ゾンバルトは、フランス革命前、アンシャン・レジーム時代の貴族の家計簿を徹底分析して、重大な発見をする。それは、ガラス製の鏡や絹織物やレースなど、それまでの欧州には存在しなかった商品は、貴族が高等娼婦を喜ばすために莫大な私財を投じて開発させたという事実だ。
そうした商品が、その後、大量生産されて、資本主義が発展したというのだ。ゾンバルトは、経済を需要側から見ており、現代の経済状況に適した経済学だと、私は考えてきた。
実は最近、『恋愛と贅沢と資本主義』の漫画版が発行された。私が原書を読んだのは10年以上前だが、漫画は原書の10分の1くらいを切り取って、ストーリーを描いている。ただし、その分、論点が浮かび上がって、大きな発見があった。それは、アンシャン・レジーム期のフランス社会が、いまの日本に酷似しているということだ。

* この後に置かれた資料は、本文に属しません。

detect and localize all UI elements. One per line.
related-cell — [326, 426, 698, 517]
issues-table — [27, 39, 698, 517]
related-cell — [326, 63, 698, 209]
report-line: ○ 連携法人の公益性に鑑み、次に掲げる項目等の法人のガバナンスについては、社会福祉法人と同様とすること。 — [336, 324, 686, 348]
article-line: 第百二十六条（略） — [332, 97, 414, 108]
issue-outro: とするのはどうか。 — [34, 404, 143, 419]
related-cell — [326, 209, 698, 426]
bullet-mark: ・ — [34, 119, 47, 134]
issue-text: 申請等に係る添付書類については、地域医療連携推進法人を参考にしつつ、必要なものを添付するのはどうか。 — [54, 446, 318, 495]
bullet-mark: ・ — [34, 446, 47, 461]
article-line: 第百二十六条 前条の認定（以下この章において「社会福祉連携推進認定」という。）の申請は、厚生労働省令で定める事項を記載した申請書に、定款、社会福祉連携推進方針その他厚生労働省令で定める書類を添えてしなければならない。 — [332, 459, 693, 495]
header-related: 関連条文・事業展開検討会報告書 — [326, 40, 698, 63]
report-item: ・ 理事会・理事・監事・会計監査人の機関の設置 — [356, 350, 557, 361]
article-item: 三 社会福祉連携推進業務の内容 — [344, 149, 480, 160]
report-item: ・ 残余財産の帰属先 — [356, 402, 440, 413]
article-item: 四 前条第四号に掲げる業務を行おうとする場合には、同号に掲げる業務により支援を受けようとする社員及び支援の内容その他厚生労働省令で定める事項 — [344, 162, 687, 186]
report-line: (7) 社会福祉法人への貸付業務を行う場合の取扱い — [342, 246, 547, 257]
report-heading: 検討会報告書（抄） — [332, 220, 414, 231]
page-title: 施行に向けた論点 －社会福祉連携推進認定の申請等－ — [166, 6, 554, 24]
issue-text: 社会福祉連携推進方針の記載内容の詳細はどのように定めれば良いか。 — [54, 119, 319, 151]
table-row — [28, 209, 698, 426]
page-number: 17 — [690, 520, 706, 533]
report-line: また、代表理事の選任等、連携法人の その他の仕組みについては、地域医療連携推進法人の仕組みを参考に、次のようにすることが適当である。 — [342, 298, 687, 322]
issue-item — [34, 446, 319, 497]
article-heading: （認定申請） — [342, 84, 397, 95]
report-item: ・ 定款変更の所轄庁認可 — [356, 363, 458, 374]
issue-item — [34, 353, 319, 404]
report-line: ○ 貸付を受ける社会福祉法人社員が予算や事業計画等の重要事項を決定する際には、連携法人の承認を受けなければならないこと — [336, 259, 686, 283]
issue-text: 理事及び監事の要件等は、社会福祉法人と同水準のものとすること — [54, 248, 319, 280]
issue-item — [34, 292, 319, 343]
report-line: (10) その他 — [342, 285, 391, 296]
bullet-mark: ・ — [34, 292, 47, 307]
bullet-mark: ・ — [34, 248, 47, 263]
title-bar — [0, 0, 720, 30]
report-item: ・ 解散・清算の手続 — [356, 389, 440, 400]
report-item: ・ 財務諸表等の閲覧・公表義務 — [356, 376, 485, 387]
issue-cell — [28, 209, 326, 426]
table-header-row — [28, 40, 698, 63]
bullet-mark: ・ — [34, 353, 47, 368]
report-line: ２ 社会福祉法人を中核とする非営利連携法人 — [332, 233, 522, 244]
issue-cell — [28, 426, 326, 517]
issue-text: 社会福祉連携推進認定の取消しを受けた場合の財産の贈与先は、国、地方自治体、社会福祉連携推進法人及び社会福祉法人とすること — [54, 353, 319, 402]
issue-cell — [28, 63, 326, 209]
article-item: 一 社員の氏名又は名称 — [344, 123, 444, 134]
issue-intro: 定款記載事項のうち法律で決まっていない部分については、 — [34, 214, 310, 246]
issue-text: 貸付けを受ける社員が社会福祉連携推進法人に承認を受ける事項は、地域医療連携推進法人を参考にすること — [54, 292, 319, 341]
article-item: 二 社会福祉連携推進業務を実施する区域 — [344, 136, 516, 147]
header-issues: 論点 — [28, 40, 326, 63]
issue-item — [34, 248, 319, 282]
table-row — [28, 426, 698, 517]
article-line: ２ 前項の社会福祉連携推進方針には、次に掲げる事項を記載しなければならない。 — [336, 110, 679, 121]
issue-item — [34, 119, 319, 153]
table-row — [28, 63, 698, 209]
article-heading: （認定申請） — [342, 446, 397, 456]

第一は、当時のフランスでは、金持ちは税金をいっさい支払わず、すべて低所得の庶民が負担をしていたという事実だ。いまの日本は、そこまでひどくはないが、税・社会保険負担率は、年収100億円の富裕層のほうが、年収300万円のサラリーマンより低いというのが現実になっている。
第二は、都市の形成だ。貴族の贅沢を支えるため、アンシャン・レジーム時代に都市に住む庶民が増えて、都市化が進んだ。いまの日本を見ても、まったく同じ理由で東京一極集中が起きている。
第三は、貴族階級の恋愛三昧だ。いまの新富裕層も、考えていることは恋愛と贅沢ばかりだ。もちろん現代に娼婦は存在しないが、実質的に同じことをする女性が、富裕層に群がっているのだ。
第四は、貴族と庶民の格差がどんどん拡大していったことだ。ただ、18世紀のフランスでは、あまりに浮世離れした貴族の贅沢が庶民の怒りを爆発させ、その後のフランス革命によって、アンシャン・レジーム時代は、終わりを告げた。
いまの日本人が、当時のフランス市民と同じような怒りを共有できるのか、私はそこが一番心配なのだ。